Il significato di “Gettare alle ortiche”: tra spreco e liberazione
Nel dizionario della lingua italiana, l’espressione “gettare alle ortiche” possiede una duplice sfumatura. Da un lato, viene utilizzata come sinonimo di scialacquare o sprecare malamente un’occasione propizia, un talento o un investimento emotivo e temporale (pensiamo alla classica ramanzina: “Hai gettato alle ortiche anni di studio!”). Dall’altro, indica l’atto volontario e definitivo di liberarsi di qualcosa, o persino di qualcuno, a cui non si è più interessati, tagliando i ponti con il passato.
La metafora visiva è potentissima. L’ortica (Urtica dioica), il cui nome non a caso deriva dal verbo latino urere (bruciare), è una pianta infestante che cresce spontaneamente e in abbondanza laddove regnano l’abbandono, l’incuria e la desolazione: tra le macerie, nei campi incolti, lungo i muri di case ormai disabitate. Se un oggetto viene scagliato in mezzo a un cespuglio di ortiche, recuperarlo diventa un’impresa dolorosa e punitiva. L’oggetto, dunque, è perso per sempre, nascosto dalla fitta vegetazione e destinato all’oblio.
Dalla tonaca medievale alla crisi d’identità
Per comprendere a fondo la nascita di questo modo di dire, dobbiamo però fare un salto indietro nel tempo, entrando tra le mura silenziose dei monasteri medievali. Esiste infatti una variante storica molto specifica di questa locuzione: “gettare la tonaca (o il saio) alle ortiche”.
In passato, questa frase indicava l’atto compiuto dai frati o dai sacerdoti che decidevano di abbandonare la vita religiosa e i voti per tornare allo stato laicale. Nel compiere questo gesto clandestino e di rottura totale con la Chiesa, i religiosi fuggiaschi si spogliavano dei loro paramenti sacri e, per non lasciare tracce e non essere scoperti, li lanciavano nei luoghi più impervi e nascosti fuori mano: appunto, i cespugli di ortiche che circondavano i conventi. Quel gesto, nato da una necessità di fuga, è diventato nel tempo l’emblema stesso del rinnegare un percorso intrapreso, estendendosi col tempo a qualsiasi ambito della vita civile.

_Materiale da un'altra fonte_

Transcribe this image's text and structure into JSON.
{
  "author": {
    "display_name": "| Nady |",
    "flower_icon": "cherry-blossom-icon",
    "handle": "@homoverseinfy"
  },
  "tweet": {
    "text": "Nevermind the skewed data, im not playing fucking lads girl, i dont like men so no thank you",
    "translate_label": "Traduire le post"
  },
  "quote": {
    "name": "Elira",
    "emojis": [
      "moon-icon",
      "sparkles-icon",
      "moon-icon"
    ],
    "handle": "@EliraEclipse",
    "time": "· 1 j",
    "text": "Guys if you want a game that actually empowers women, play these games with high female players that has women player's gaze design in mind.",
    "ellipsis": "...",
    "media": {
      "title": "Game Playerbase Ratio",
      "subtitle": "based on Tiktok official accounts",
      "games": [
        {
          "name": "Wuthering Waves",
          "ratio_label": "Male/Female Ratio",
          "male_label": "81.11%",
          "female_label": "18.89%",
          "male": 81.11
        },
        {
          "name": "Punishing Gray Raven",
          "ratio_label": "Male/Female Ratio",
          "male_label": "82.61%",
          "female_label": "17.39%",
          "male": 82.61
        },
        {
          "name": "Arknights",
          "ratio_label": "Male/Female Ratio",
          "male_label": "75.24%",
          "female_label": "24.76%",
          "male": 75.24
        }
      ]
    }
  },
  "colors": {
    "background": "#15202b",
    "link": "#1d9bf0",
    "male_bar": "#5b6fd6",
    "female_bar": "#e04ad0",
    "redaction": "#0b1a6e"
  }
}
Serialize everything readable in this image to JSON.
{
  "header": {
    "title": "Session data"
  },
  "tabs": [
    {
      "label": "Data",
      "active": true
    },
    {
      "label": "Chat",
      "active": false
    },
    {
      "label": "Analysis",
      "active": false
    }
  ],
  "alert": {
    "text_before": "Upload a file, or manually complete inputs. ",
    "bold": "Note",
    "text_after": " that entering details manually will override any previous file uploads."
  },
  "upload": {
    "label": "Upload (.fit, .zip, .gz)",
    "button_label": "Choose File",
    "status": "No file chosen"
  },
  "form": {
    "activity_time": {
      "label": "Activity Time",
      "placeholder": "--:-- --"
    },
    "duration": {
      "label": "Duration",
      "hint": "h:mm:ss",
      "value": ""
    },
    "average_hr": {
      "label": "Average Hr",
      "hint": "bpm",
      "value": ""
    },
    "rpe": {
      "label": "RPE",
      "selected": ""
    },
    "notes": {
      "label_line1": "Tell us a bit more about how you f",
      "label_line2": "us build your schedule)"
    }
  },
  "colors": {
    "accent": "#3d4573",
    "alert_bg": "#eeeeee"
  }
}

L’ortica nella letteratura e nel mito: da Dante ai giorni nostri
La letteratura italiana non è rimasta immune al fascino pungente di questa pianta. Sebbene non usi la formula esatta del nostro modo di dire, persino il Sommo Poeta, Dante Alighieri, nel Canto XXXI del Purgatorio, subisce il rimprovero di Beatrice attraverso la metafora del bruciore dell’ortica. La donna amata lo rimprovera per aver seguito i falsi piaceri terreni dopo la sua morte, e Dante confessa:
«Di penter sì mi punse ivi l’ortica / che di tutte altre cose qual mi torse / nel suo amor più, mi si fé nemica» Qui l’ortica rappresenta il sferzante e bruciante rimorso della coscienza, quel dolore necessario che precede la purificazione.
Se per la letteratura l’ortica è il simbolo del pentimento e della terra abbandonata, per le tradizioni popolari e la botanica essa rappresenta in realtà una pianta dalle mille virtù terapeutiche e persino magiche. Antiche leggende contadine raccontavano che tenere in mano un rametto di ortica scacciasse la paura e i fantasmi.
Una riflessione per il presente
Oggi, nell’epoca della velocità e del “consumo rapido” delle relazioni e delle opportunità, l’invito implicito che questo modo di dire ci rivolge è quanto mai attuale. Prima di “gettare alle ortiche” un progetto, un’amicizia o un amore di fronte alle prime difficoltà, dovremmo ricordarci del bruciore che quel gesto comporta e della fatica che servirebbe per andare a recuperare ciò che abbiamo smarrito.
Le parole che usiamo custodiscono la nostra storia. E la prossima volta che vedremo un ciuffo di ortiche sul ciglio di una strada di campagna, non guardiamolo solo come un’erba infestante, ma come il custode silenzioso di tutte le cose che gli uomini, nel corso dei secoli, hanno deciso di dimenticare.